Before I was laid off, I was depressed (on medication and in therapy), but I was getting by. The depression deepened while I was out of work. Now, it's much, much worse and has been joined by severe symptoms of what I believe is probably anxiety, to the point that some days - maybe even most days - I am barely functional. My hands shake, I tend to babel when I talk about stressors, especially work-related or financial stressors, and I have trouble sleeping through the night. I'm also getting bad headaches almost every day, often waking up with them. I am still on medication and in therapy, although at a different clinic and less often than I would like, because of changes in my health insurance once I was laid off.
Special flower details about the job from hell: Every word I say is fodder for criticism, every step of every task I do is prone to be micromanaged. In the past three weeks I have had two incidents where my behavior was less than professional and far less than I expect from myself. My boss was out sick at the time of the most recent one, but when he returned on Thursday, he made it clear that if there is another such incident, it will be "cause for formal discipline."
Let me stress that I know my behavior was unacceptable; however, I am at a loss as to why we had to spend 30 minutes together in the same room while he told me that over and over, or what response he expected from me, given that I began the entire session by stating that I knew I had behaved very badly and I apologized for it. At a subsequent meeting on Friday, nominally about an unrelated topic and this time in front of my coworkers, with whom he had already discussed everything so that in fact the whole meeting was "directed" at me, he also made it clear that he intends to increase the amount of micromanagement, which I had previously thought was virtually impossible. In short, the man doesn't even like the way I file service notes. He also said that he and his boss are "butting heads" after his boss told me to come in late so I could stay late and thus have the main entrance/exit unlocked and the waiting room open on those days there are group therapy session that run until after the office "closes" at 5 p.m., leaving me unsure what I'm supposed to do. So I'm working an extra half-hour (at least) for free so as not to anger either of them. (He wants me to lock the door and leave people sitting there, but without an emergency exit I'm not even sure if that's legal.)
My therapist believes that any gain from my current job is being negated by its impact on my depression and its total destruction of my self-esteem. She feels that I should just quit. However, I still have bills to pay, including the one for health insurance that lets me see the therapist and buy my medication, and the cell phone that keeps me in touch with any potential employers. (Before anyone can suggest it, disability usually takes years and years to get approved and if I were somehow miraculously approved for Medicaid, the only place I could be seen is the clinic where I now work.)

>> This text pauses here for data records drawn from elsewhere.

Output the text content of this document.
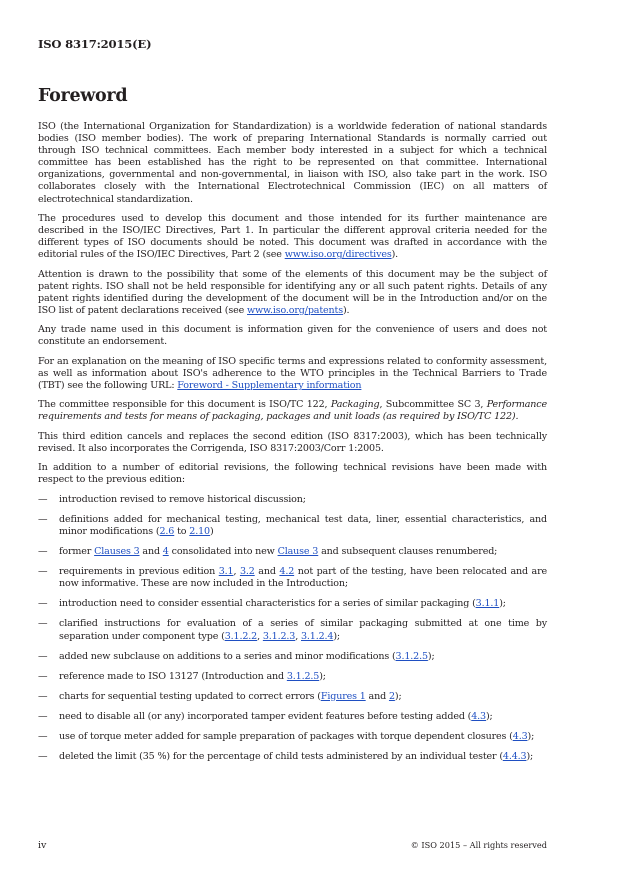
ISO 8317:2015(E)
Foreword

ISO (the International Organization for Standardization) is a worldwide federation of national standards bodies (ISO member bodies). The work of preparing International Standards is normally carried out through ISO technical committees. Each member body interested in a subject for which a technical committee has been established has the right to be represented on that committee. International organizations, governmental and non-governmental, in liaison with ISO, also take part in the work. ISO collaborates closely with the International Electrotechnical Commission (IEC) on all matters of electrotechnical standardization.

The procedures used to develop this document and those intended for its further maintenance are described in the ISO/IEC Directives, Part 1. In particular the different approval criteria needed for the different types of ISO documents should be noted. This document was drafted in accordance with the editorial rules of the ISO/IEC Directives, Part 2 (see www.iso.org/directives).

Attention is drawn to the possibility that some of the elements of this document may be the subject of patent rights. ISO shall not be held responsible for identifying any or all such patent rights. Details of any patent rights identified during the development of the document will be in the Introduction and/or on the ISO list of patent declarations received (see www.iso.org/patents).

Any trade name used in this document is information given for the convenience of users and does not constitute an endorsement.

For an explanation on the meaning of ISO specific terms and expressions related to conformity assessment, as well as information about ISO's adherence to the WTO principles in the Technical Barriers to Trade (TBT) see the following URL: Foreword - Supplementary information

The committee responsible for this document is ISO/TC 122, Packaging, Subcommittee SC 3, Performance requirements and tests for means of packaging, packages and unit loads (as required by ISO/TC 122).

This third edition cancels and replaces the second edition (ISO 8317:2003), which has been technically revised. It also incorporates the Corrigenda, ISO 8317:2003/Corr 1:2005.

In addition to a number of editorial revisions, the following technical revisions have been made with respect to the previous edition:

— introduction revised to remove historical discussion;
— definitions added for mechanical testing, mechanical test data, liner, essential characteristics, and minor modifications (2.6 to 2.10)
— former Clauses 3 and 4 consolidated into new Clause 3 and subsequent clauses renumbered;
— requirements in previous edition 3.1, 3.2 and 4.2 not part of the testing, have been relocated and are now informative. These are now included in the Introduction;
— introduction need to consider essential characteristics for a series of similar packaging (3.1.1);
— clarified instructions for evaluation of a series of similar packaging submitted at one time by separation under component type (3.1.2.2, 3.1.2.3, 3.1.2.4);
— added new subclause on additions to a series and minor modifications (3.1.2.5);
— reference made to ISO 13127 (Introduction and 3.1.2.5);
— charts for sequential testing updated to correct errors (Figures 1 and 2);
— need to disable all (or any) incorporated tamper evident features before testing added (4.3);
— use of torque meter added for sample preparation of packages with torque dependent closures (4.3);
— deleted the limit (35 %) for the percentage of child tests administered by an individual tester (4.4.3);
iv	© ISO 2015 – All rights reserved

I have applied for precisely one job this weekend; I live in a rural area and there simply aren't many jobs to apply for, and there are none in my actual field of experience. And I'm now convinced that anything I try to do is going to turn out as badly as this job has, that if I could just bite my damn tongue and be professional and put up with anything I'd be able to excel at this one, but since I can't, it's not even worth trying another job, as I will surely fail there as well. (My ultimate response to this inadequacy is to plan to return to school for a very practical program so that I can train for a job and feel secure that I know how to do it.)
On Tuesday, I missed a visit to the prescribing psychiatrist, and wasn't able to reschedule until mid November. On Wednesday, I had an appointment with my therapist. As I was leaving, she asked me if I could "hang on" until the November appointment. At the time I assured her I could. But on Thursday (and again on Friday, actually) there was the horrendous meeting with my boss. Now I just don't know. The prospect of my boss's micro-micro management makes me shake and cry almost as soon as I think about it. I don't know how I'm going to get myself out of bed and into the office on Monday. I gathered all the personal things I wanted from the office and brought them home yesterday, not so much because I don't plan to go back as that I just couldn't stand to think of them being there in a place I hate so much.
I am going to call the psychiatrist and ask about any cancellations that might have opened a spot for this week, but I don't really think pharmaceuticals are the full answer here.
All in all, I feel completely worthless and like a blight on the face of the Earth. I do think quitting this job would help, but I can't get by without any money. But am I headed for a complete breakdown if I don't quit, and if so how soon?
I know depression and anxiety and whatever else the psychiatrist might decide to call this play tricks on my thinking ability, so I'm asking if there is an option or opportunity here that I'm just not seeing. Please give me some practical advice.